Grill tongs are extensions of your arm and hand and allow you to work over a scorching fire without fear of getting burned. For most purposes one pair of tongs will suffice. However, having a backup pair is also a good idea. Spring-loaded tongs can break making them impossible to use.
Also, if you have a large piece meat, such as a 3-inch-thick Porterhouse, or something bulky and awkward, a whole chicken for instance, having two sets of tongs to lift is a practical idea.
Choosing the right tongs requires a balance of considerations. While the final decision involves personal preferences, there are some characteristics that can be judged objectively.
No, absolutely not! Do not try to use your kitchen tongs when cooking on a grill. You’ll hurt yourself!
A good length for grill tongs is about 15 to 17 inches, from tip to the butt of the handle. If you go much longer, you’re likely to have issues wielding them easily. On the other hand, going shorter increases your risk of getting burned.
When shopping, see if you can hold the tongs over a grill that is close to the size of your grill at home. Make sure the tips of the tongs comfortably reach to the center of the grill grid, approximately half the grill’s diameter.

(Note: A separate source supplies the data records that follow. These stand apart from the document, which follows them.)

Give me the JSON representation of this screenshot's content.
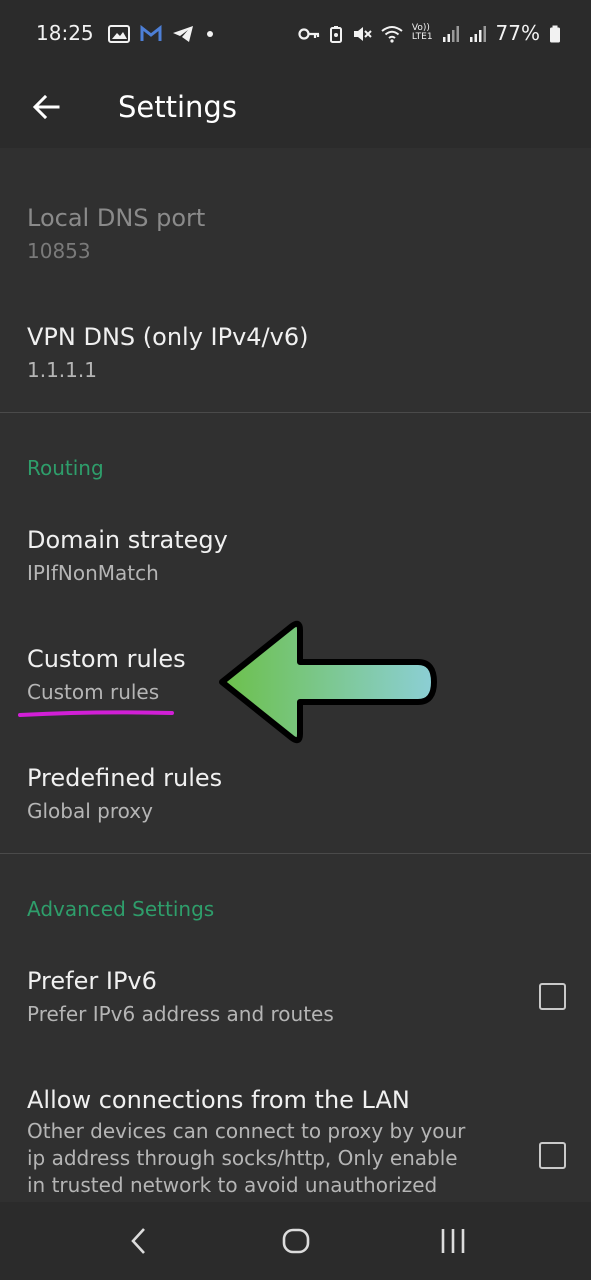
{
  "status_bar": {
    "time": "18:25",
    "battery": "77%",
    "left_icons": [
      "image-icon",
      "gmail-icon",
      "telegram-icon",
      "dot-icon"
    ],
    "right_icons": [
      "key-icon",
      "battery-saver-icon",
      "mute-icon",
      "wifi-icon",
      "volte-icon",
      "signal-icon",
      "signal-icon",
      "battery-icon"
    ],
    "volte_label_top": "Vo))",
    "volte_label_bottom": "LTE1"
  },
  "app_bar": {
    "title": "Settings",
    "back_icon": "back-arrow-icon"
  },
  "settings": {
    "local_dns": {
      "title": "Local DNS port",
      "value": "10853",
      "enabled": false
    },
    "vpn_dns": {
      "title": "VPN DNS (only IPv4/v6)",
      "value": "1.1.1.1"
    },
    "routing_header": "Routing",
    "domain_strategy": {
      "title": "Domain strategy",
      "value": "IPIfNonMatch"
    },
    "custom_rules": {
      "title": "Custom rules",
      "value": "Custom rules"
    },
    "predefined_rules": {
      "title": "Predefined rules",
      "value": "Global proxy"
    },
    "advanced_header": "Advanced Settings",
    "prefer_ipv6": {
      "title": "Prefer IPv6",
      "value": "Prefer IPv6 address and routes",
      "checked": false
    },
    "allow_lan": {
      "title": "Allow connections from the LAN",
      "line1": "Other devices can connect to proxy by your",
      "line2": "ip address through socks/http, Only enable",
      "line3": "in trusted network to avoid unauthorized",
      "checked": false
    }
  },
  "nav_bar": {
    "buttons": [
      "back-icon",
      "home-icon",
      "recents-icon"
    ]
  },
  "colors": {
    "accent": "#2e9e6b",
    "annotation_arrow_start": "#6cc04a",
    "annotation_arrow_end": "#8ccfd6",
    "annotation_underline": "#d11fd6",
    "background": "#303030"
  }
}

This way, when working the grill you can move around the grill to turn and pickup and flip grilled items, rather than reaching over the grill surface.
In your hand, the tongs’ feel should be comfortable and solid, instilling a sense of control. A slight resistance in the squeeze lets you know that the spring inside is strong. That resistance, however, should not be so strong that it causes hand fatigue after a relatively short time on task.
Flimsy tongs that don’t hold grilled items no matter how forceful the grip are no good to anybody. You’ll know them when you feel them. Don’t buy them.
Good tongs close easily, with even pressure and little resistance. Tongs with springs in them are easier on the hand than tongs made of one piece of bent metal. If they feel like they are fighting your hand, stiff with too much tension, pass them by.
When shopping, see if you can try the tongs out with oven mitts or grilling gloves on. Some tongs feel and work fine with bare hands. The bulk of the protective covering can substantially alter how facile you are with the tongs.
The tongs should also be lightweight enough for you to be agile using them. This will become completely clear the first time you cook on the grill in any sort of volume. Just about any old pair will do if all you have to do is turn a steak or two. Just imagine how much squeezing, lifting, and turning is required when cooking for a hungry horde with a set of bulky, heavy tongs.
Puncturing any meat while it is on the grill is a no-no—except for judicious use of an instant-read thermometer to assess the internal temperature, or doneness. Poking holes in the meat too soon robs your grilled delicacy of precious juices. And that detracts from the overall eating experience.
Avoid tongs that have sharp-teethed pincers that can puncture and tear, particularly if a forceful grip is required for two-handed maneuvering of heavy items.
Instead, choose tongs that have flat or gently scalloped edges.
While tongs with locking handles are becoming more prevalent, not all are created equal.
Without a lock, tongs are in a naturally open position. The lock lets you close the tongs for easy storage, and to keep them manageable and convenient when tending the grill.
The best locking tongs allow progressive closure, something in between completely closed and wide open. In addition, setting the lock should be smooth, easy and keep the tongs as wide open as you want. Unlocking them can be as simple as knocking gently against the palm of your hand or do the one-hand variation and pop it on your hip.
The fire in a grill’s fire box can reach to nearly 1,000 degrees. And with the basic construction of tongs being made of metal, good tongs will have some sort of handle buffer to shield your hand from the intense heat that can build up as the tongs are exposed to direct heat.
Rubber or silicon are the best choices for an insulated handle because they do not conduct heat at all. Wood, while a good choice from an insulation perspective, has the downside of being porous which can harbor bacteria if not protected and thoroughly cleaned of grease and food particles with every use.
What is your must-have feature in a set of tongs? Do you have a favorite brand, model, or style of grill tongs?